Can we meet climate challenges without annoying people? This is the question of the Weekend (yes we are there!). Question raised by the air-climate plan submitted by the Walloon Minister in charge of the climate, Philippe Henry. This plan is an update of a catalog of measures to be taken for Wallonia to achieve its climate objectives in 2030. It was partly constructed by citizen panels.
2030 goal
As a reminder, the European objective in 2030 is one third more renewables, one third less energy consumed, halving greenhouse gases.

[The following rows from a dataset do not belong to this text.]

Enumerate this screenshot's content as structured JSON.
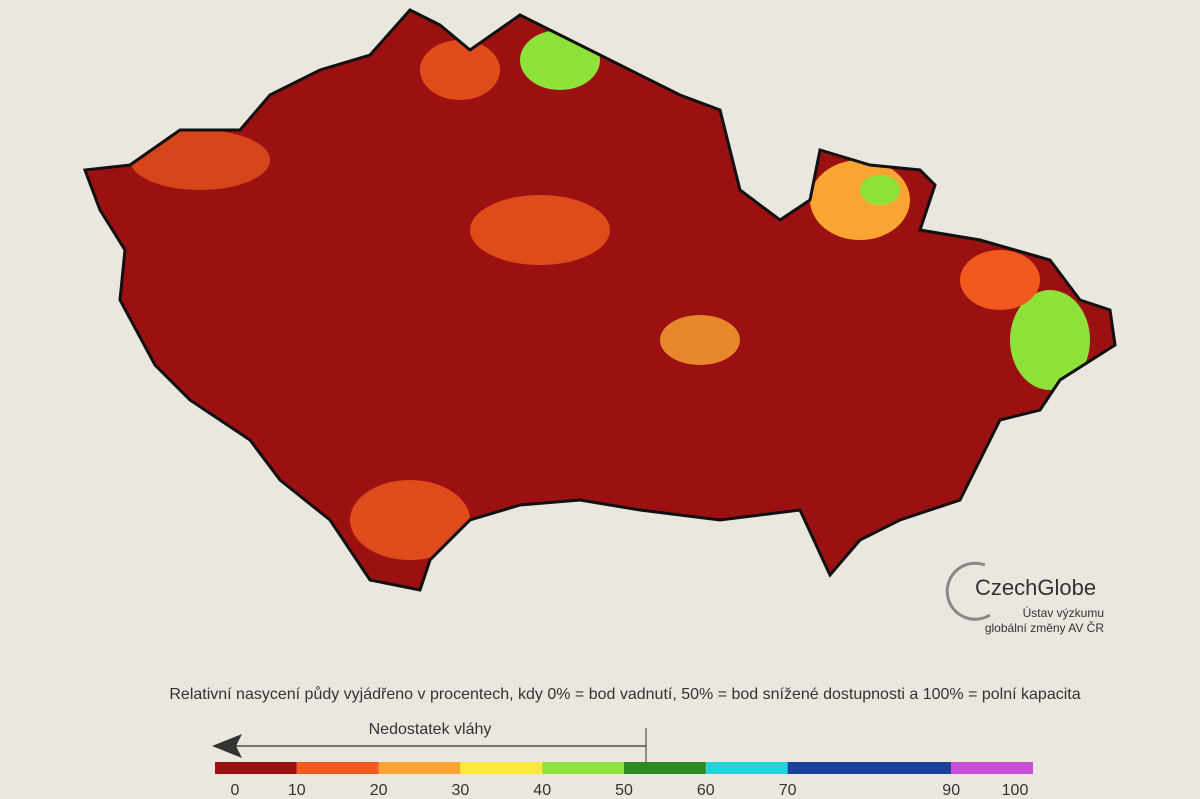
{
  "logo": {
    "name": "CzechGlobe",
    "subtitle_lines": [
      "Ústav výzkumu",
      "globální změny AV ČR"
    ]
  },
  "legend": {
    "caption": "Relativní nasycení půdy vyjádřeno v procentech, kdy 0% = bod vadnutí, 50% = bod snížené dostupnosti a 100% = polní kapacita",
    "arrow_label": "Nedostatek vláhy",
    "segments": [
      {
        "from": 0,
        "to": 10,
        "color": "#9b1111"
      },
      {
        "from": 10,
        "to": 20,
        "color": "#f05a1e"
      },
      {
        "from": 20,
        "to": 30,
        "color": "#f8a531"
      },
      {
        "from": 30,
        "to": 40,
        "color": "#fde93a"
      },
      {
        "from": 40,
        "to": 50,
        "color": "#8ee33b"
      },
      {
        "from": 50,
        "to": 60,
        "color": "#2d8a23"
      },
      {
        "from": 60,
        "to": 70,
        "color": "#20d6d8"
      },
      {
        "from": 70,
        "to": 90,
        "color": "#1c3f9a"
      },
      {
        "from": 90,
        "to": 100,
        "color": "#c84fd6"
      }
    ],
    "ticks": [
      0,
      10,
      20,
      30,
      40,
      50,
      60,
      70,
      90,
      100
    ]
  }
}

In the Air-climate plan tabled by Minister Ecolo, we find for example: doubling the production of renewable energy, prohibiting the installation of oil-fired boilers in new buildings in 2024, limiting the number of flights authorized in Walloon airports, require an improvement of the PEB (the energy certificate) when reselling a property, limit the speed on the motorway to 100 km/h.

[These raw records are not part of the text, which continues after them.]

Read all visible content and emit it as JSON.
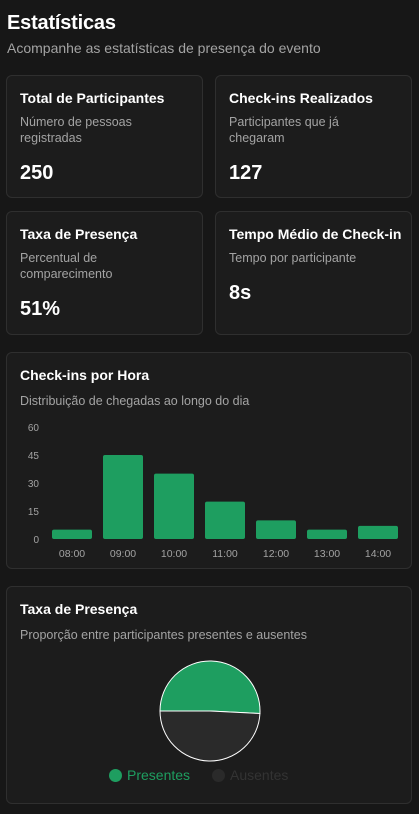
{
  "header": {
    "title": "Estatísticas",
    "subtitle": "Acompanhe as estatísticas de presença do evento"
  },
  "cards": {
    "total": {
      "title": "Total de Participantes",
      "desc_line1": "Número de pessoas",
      "desc_line2": "registradas",
      "value": "250"
    },
    "checkins": {
      "title": "Check-ins Realizados",
      "desc_line1": "Participantes que já",
      "desc_line2": "chegaram",
      "value": "127"
    },
    "rate": {
      "title": "Taxa de Presença",
      "desc_line1": "Percentual de",
      "desc_line2": "comparecimento",
      "value": "51%"
    },
    "avg_time": {
      "title": "Tempo Médio de Check-in",
      "desc_line1": "Tempo por participante",
      "value": "8s"
    }
  },
  "hourly_card": {
    "title": "Check-ins por Hora",
    "desc": "Distribuição de chegadas ao longo do dia"
  },
  "presence_card": {
    "title": "Taxa de Presença",
    "desc": "Proporção entre participantes presentes e ausentes"
  },
  "colors": {
    "accent": "#1e9e60",
    "absent": "#2a2a2a",
    "muted": "#a3a3a3"
  },
  "chart_data": [
    {
      "type": "bar",
      "categories": [
        "08:00",
        "09:00",
        "10:00",
        "11:00",
        "12:00",
        "13:00",
        "14:00"
      ],
      "values": [
        5,
        45,
        35,
        20,
        10,
        5,
        7
      ],
      "yticks": [
        0,
        15,
        30,
        45,
        60
      ],
      "ylim": [
        0,
        60
      ],
      "grid": false
    },
    {
      "type": "pie",
      "labels": [
        "Presentes",
        "Ausentes"
      ],
      "values": [
        127,
        123
      ],
      "legend_position": "bottom",
      "legend": [
        "Presentes",
        "Ausentes"
      ]
    }
  ]
}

Reaction of majority partners: it’s annoying.
Stop annoying me…
It’s annoying says Paul Magnette on RTL: “I don’t think it’s by punishing, taxing people, banning this and that that we’re going to convince that we have to embark on the ecological transition.“Yes, it is Paul Magnette who is speaking… Neither punishing, nor taxing, nor prohibiting, but what then? Before we bother people, let’s bother the billionaires, let’s bother the multinationals.
On the side of the other majority partner, the MR, the music was the same at Georges Louis Bouchez: “Ecologists must understand that it is not by boring the middle classes, that it is not by boring the population that we will save the climate”. Unlike Paul Magnette, he does not transfer the charge to the billionaires.
Climate populism
The presidents of the MR and the PS are caught in the act of climate populism. QWhatever one thinks of the very discreet Minister Philippe Henry’s plan, making people believe that we are going to get out of our dependence on fossil fuels without taking annoying or boring measures is simply false or illusory.

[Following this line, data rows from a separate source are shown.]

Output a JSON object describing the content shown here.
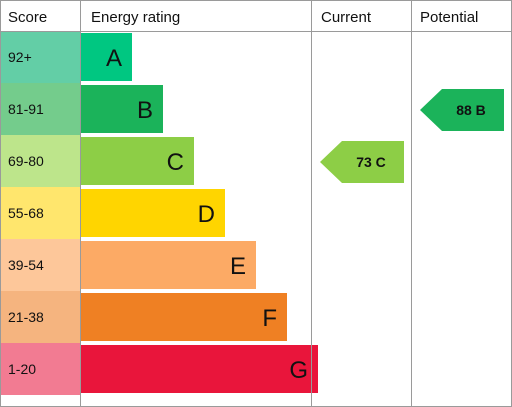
{
  "headers": {
    "score": "Score",
    "energy_rating": "Energy rating",
    "current": "Current",
    "potential": "Potential"
  },
  "chart_data": {
    "type": "bar",
    "bands": [
      {
        "letter": "A",
        "range": "92+",
        "min": 92,
        "max": 100,
        "color": "#00c781",
        "score_bg": "#63cea6"
      },
      {
        "letter": "B",
        "range": "81-91",
        "min": 81,
        "max": 91,
        "color": "#1bb35a",
        "score_bg": "#74cc8c"
      },
      {
        "letter": "C",
        "range": "69-80",
        "min": 69,
        "max": 80,
        "color": "#8dce46",
        "score_bg": "#bde58b"
      },
      {
        "letter": "D",
        "range": "55-68",
        "min": 55,
        "max": 68,
        "color": "#ffd500",
        "score_bg": "#ffe66d"
      },
      {
        "letter": "E",
        "range": "39-54",
        "min": 39,
        "max": 54,
        "color": "#fcaa65",
        "score_bg": "#fdc79a"
      },
      {
        "letter": "F",
        "range": "21-38",
        "min": 21,
        "max": 38,
        "color": "#ef8023",
        "score_bg": "#f5b47f"
      },
      {
        "letter": "G",
        "range": "1-20",
        "min": 1,
        "max": 20,
        "color": "#e9153b",
        "score_bg": "#f27b92"
      }
    ],
    "current": {
      "value": 73,
      "band": "C",
      "label": "73 C",
      "color": "#8dce46"
    },
    "potential": {
      "value": 88,
      "band": "B",
      "label": "88 B",
      "color": "#1bb35a"
    }
  }
}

Spending money to change a boiler, rather than carrying out a project that is close to our hearts, is boring. Looking out your window and having a wind turbine slashing the horizon is boring. Not being able to continue driving an old car that you care regarding… It’s boring.
Of course, Paul Magnette designates those who should be bothered: the billionaires and the multinationals. But even getting out of capitalism by 2030 won’t avoid “pesky” measures. In the credible scenarios studied by specialists in decarbonizing the economy, including those who bet on nuclear power and technology, changes in lifestyles are inevitable. We will have to rethink transport and housing. For many people there will be “annoying” adaptations, even if the billionaires cough up all their money and even if the means of production are collectivized.
Illusions
Decarbonizing the economy also means decarbonizing lifestyles shaped by fossil fuels for a century. There are two elements on which there is a broad consensus today: first, the dependence on fossil fuels at an infinitely more annoying cost than the exit (an unlivable planet). Secondly: the political debate must focus on the fairest distribution of the “annoying” efforts to get out of the fossil fuel, on the means to be allocated, on the least annoying and most effective solutions.
There are arguably several “annoying” measures that are ineffective and unfair in Minister Henry’s plan. This freeway speed limit may be counterproductive. The political controversy is therefore very legitimate. But to make believe that we can manage to meet the most important challenge of human civilization without “boring the population”, without “annoying people” or at the limit just a few billionaires is at best an illusion, at worst a lie.